Il consumo di suolo in Italia non conosce soste e continua ininterrottamente a ricoprire aree naturali e agricole con asfalto e cemento, fabbricati residenziali e produttivi, centri commerciali, servizi e strade. Risultato: secondo l'Ispra sono stati ormai intaccati oltre 23.000 chilometri quadrati del nostro territorio, una superficie pari all'Emilia Romagna.
E poiché il nostro Paese è per circa il 35% a carattere montuoso, a fare le spese della cementificazione sono le aree di pianura, le più fertili, che rappresentano circa il 23% dell’intera superficie italiana, e un’ampia parte di quel restante 42% di superficie composto di colline di altezza inferiore agli 800 metri.
Tra le conseguenze del fenomeno, i costi generati dalla perdita di servizi ecosistemici (come l’approvvigionamento di acqua, la regolazione dei cicli naturali, la capacità di resistenza a eventi estremi e variazioni climatiche, il sequestro del carbonio e i servizi culturali e ricreativi), solitamente non contabilizzati. Le stime parlano di una cifra compresa tra i 538,3 e gli 824,5 milioni di euro l’anno, che si traducono in una perdita per ettaro compresa tra i 36.000 e i 55.000 euro.
Il paradosso è che a fronte del cemento inarrestabile, secondo l’Istat l'Italia conta oltre 7 milioni di abitazioni non utilizzate, 700mila capannoni dismessi, 500mila negozi definitivamente chiusi, 55mila immobili confiscati alle mafie. Tutto ciò a fronte di un andamento demografico che indica una crescita debole (nel 2017 la popolazione italiana si attesta su 60.579.000 persone, circa 86mila in meno rispetto al 2016).
E se tra gli edifici di nuova costruzione oggi in vendita nel nostro Paese si registra un invenduto pari a 90.500 unità (dati nel 2015), nel contempo sono presenti immobili vetusti e quasi inutilizzabili che avrebbero invece bisogno di essere ristrutturati e riqualificati.
E ancora: a causa della perdita di suoli fertili, l'Italia oggi non è in grado di garantire ai cittadini la sovranità alimentare. La Superficie Agricola Utilizzata (la cosiddetta Sau) si è infatti ridotta a circa 12,7 milioni di ettari (nel 1991 era quasi 18 milioni di ettari) e il ministero per le Politiche Agricole rileva che ad oggi produciamo appena l’80-85% del fabbisogno primario alimentare contro il 92% del 1991. Significa che se, improvvisamente, non avessimo più la possibilità di importare cibo dall’estero, ben 20 italiani su 100 rimarrebbero a digiuno.

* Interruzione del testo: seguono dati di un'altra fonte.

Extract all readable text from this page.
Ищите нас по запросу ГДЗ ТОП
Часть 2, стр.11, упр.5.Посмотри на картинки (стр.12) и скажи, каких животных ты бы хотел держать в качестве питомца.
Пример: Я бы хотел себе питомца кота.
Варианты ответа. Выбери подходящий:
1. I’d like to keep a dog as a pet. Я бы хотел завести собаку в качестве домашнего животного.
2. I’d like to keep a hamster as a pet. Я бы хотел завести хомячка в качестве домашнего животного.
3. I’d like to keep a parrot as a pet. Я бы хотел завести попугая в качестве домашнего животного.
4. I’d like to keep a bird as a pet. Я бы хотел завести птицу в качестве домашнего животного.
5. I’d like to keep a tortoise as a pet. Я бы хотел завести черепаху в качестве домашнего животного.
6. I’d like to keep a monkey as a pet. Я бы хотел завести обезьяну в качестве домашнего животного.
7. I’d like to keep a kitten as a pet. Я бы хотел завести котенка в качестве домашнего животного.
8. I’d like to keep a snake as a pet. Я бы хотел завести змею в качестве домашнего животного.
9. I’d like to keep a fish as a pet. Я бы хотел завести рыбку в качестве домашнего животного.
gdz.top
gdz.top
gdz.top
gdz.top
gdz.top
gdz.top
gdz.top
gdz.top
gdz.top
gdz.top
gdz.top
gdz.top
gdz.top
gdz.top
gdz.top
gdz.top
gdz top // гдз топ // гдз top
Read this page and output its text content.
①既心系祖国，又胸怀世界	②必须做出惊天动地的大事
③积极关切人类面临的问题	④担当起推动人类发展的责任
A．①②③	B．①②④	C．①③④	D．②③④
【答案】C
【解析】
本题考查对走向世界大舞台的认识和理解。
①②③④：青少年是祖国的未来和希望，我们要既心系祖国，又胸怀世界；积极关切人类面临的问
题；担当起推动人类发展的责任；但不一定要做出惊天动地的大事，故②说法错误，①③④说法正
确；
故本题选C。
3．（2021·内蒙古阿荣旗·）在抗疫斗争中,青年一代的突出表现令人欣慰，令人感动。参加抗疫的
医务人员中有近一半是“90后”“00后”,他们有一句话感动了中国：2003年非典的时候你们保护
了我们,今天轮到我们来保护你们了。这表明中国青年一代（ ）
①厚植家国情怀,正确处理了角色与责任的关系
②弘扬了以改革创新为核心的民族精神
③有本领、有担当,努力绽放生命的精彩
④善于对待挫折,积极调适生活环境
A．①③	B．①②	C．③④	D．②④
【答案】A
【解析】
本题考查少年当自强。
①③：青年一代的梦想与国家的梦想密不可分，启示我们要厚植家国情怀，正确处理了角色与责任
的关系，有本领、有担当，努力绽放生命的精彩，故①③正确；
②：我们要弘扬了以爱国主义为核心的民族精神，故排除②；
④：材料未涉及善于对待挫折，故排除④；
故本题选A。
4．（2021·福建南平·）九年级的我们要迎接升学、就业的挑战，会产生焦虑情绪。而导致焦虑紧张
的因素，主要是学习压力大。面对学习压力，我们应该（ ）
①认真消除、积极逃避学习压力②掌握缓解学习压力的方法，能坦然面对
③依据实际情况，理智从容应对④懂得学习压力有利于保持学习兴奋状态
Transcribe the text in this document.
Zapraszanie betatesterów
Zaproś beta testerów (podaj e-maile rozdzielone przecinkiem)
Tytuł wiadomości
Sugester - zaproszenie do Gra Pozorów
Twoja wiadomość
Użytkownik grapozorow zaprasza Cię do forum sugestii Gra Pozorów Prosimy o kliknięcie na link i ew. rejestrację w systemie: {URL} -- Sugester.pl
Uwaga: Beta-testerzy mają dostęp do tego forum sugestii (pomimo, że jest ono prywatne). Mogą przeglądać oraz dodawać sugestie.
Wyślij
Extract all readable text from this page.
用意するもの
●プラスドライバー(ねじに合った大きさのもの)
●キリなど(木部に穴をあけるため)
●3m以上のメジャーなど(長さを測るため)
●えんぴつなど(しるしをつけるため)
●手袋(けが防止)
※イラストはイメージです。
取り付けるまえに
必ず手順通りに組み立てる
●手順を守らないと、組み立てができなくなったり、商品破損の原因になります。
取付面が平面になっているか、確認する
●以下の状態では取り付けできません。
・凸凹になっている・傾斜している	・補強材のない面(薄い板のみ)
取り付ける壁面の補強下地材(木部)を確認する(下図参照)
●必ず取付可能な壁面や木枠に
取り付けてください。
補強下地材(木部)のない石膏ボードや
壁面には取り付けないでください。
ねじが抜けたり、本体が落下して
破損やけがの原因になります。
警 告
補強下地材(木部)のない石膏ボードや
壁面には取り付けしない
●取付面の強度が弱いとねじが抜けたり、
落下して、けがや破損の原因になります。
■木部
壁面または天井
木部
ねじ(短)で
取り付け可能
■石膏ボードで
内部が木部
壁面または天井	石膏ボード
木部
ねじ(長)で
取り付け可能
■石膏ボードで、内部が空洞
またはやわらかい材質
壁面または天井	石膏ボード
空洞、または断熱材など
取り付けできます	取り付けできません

Una situazione che si rispecchia a livello globale con la Terra che, negli ultimi 40 anni, tra erosione o inquinamento ha perso un terzo del suo terreno coltivabile, con conseguenze pesanti in presenza di una domanda di cibo che sale alle stelle: quasi il 33% del terreno mondiale adatto o ad alta produzione di cibo è stato perduto a un tasso che supera di gran lunga il ritmo dei processi naturali in grado di sostituire il suolo consumato.
Per queste ragioni, cittadini e associazioni da tempo chiedono che il contrasto al consumo di suolo diventi una priorità nell’agenda parlamentare, cosa che finora non è avvenuta, essendosi arenata al Senato la legge per contenere il consumo di suolo agricolo.
In vista della prossima legislatura, ci riprova il Forum Salviamo il Paesaggio, rete civica nazionale cui aderiscono oltre 1.000 organizzazioni e molte migliaia di cittadini che ha elaborato un testo normativo che punta a mettere fine al consumo di suolo e non limitarlo al semplice contenimento, alla tutela dei suoli ancora liberi, compresi quelli all’interno dell’area urbanizzata, e alla soluzione della questione del patrimonio edilizio inutilizzato e in stato di abbandono.
L'invito è alla società civile e al mondo ambientalista a sostenere e promuovere la trasformazione della proposta normativa in legge e a tutte le forze politiche a valutare e sostenere il testo fin dalle prime ore della prossima legislatura.